Thanks for your response.
Just to clarify what I'm trying to do. I am not interested in the words spoken, just the phonemes present in an audio file and their durations/timing information i.e. the start and end of each phoneme.
Hi Ken,
Please could you give me some pointers on how to find the timing information of the phonemes. The start and end of each phoneme. I have to generate .lab files with the phone separation along with their timing for each sample speech file recorded.
Thank you very much.
>Please could you give me some pointers on how to find the
>timing information of the phonemes.
if you are looking for something like this: aligned.out , then check out how to do force alignment on this page: Automated Audio Segmentation Using Forced Alignment (Draft)
Hi Ken,
Thank you very much for the quick response. Yes, I am trying to get a result like that. But the thing, is I am trying to do a free alignment not forced so do you have any suggestions about that?
Thank you
>free alignment
How is this different than forcd alignment?
Hi Ken,
In forced alignment the speech recognition system is given apriori information about the words and phonemes that are uttered.
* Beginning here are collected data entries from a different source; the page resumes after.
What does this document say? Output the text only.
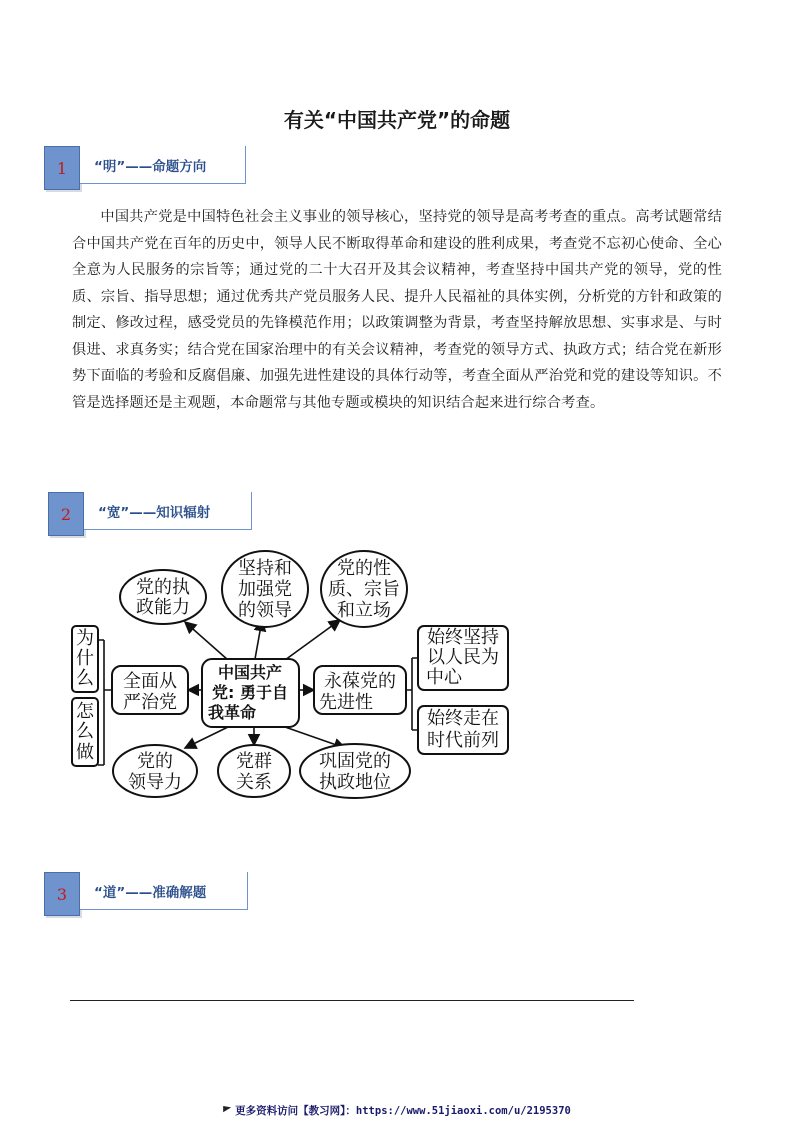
有关“中国共产党”的命题
1	“明”——命题方向
中国共产党是中国特色社会主义事业的领导核心，坚持党的领导是高考考查的重点。高考试题常结合中国共产党在百年的历史中，领导人民不断取得革命和建设的胜利成果，考查党不忘初心使命、全心全意为人民服务的宗旨等；通过党的二十大召开及其会议精神，考查坚持中国共产党的领导，党的性质、宗旨、指导思想；通过优秀共产党员服务人民、提升人民福祉的具体实例，分析党的方针和政策的制定、修改过程，感受党员的先锋模范作用；以政策调整为背景，考查坚持解放思想、实事求是、与时俱进、求真务实；结合党在国家治理中的有关会议精神，考查党的领导方式、执政方式；结合党在新形势下面临的考验和反腐倡廉、加强先进性建设的具体行动等，考查全面从严治党和党的建设等知识。不管是选择题还是主观题，本命题常与其他专题或模块的知识结合起来进行综合考查。
2	“宽”——知识辐射
中国共产
党: 勇于自
我革命
党的执
政能力
坚持和
加强党
的领导
党的性
质、宗旨
和立场
全面从
严治党
永葆党的
先进性
为
什
么
怎
么
做
始终坚持
以人民为
中心
始终走在
时代前列
党的
领导力
党群
关系
巩固党的
执政地位
3	“道”——准确解题
更多资料访问【教习网】：https://www.51jiaoxi.com/u/2195370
The system therefore looks for *all* phonemes in the words even when speech is fast and sloppy and phonemes are dropped or mispronounced. Furthermore, in forced alignment, the system also looks for or forces pauses between words even when the pauses do not exist. (No one really pauses between words.)
In free alignment however, the system is not given apriori information about what words are uttered, and the system is free to find search for whatever phonemes are uttered only. As such pauses are only found where they truly exist.
Thank you.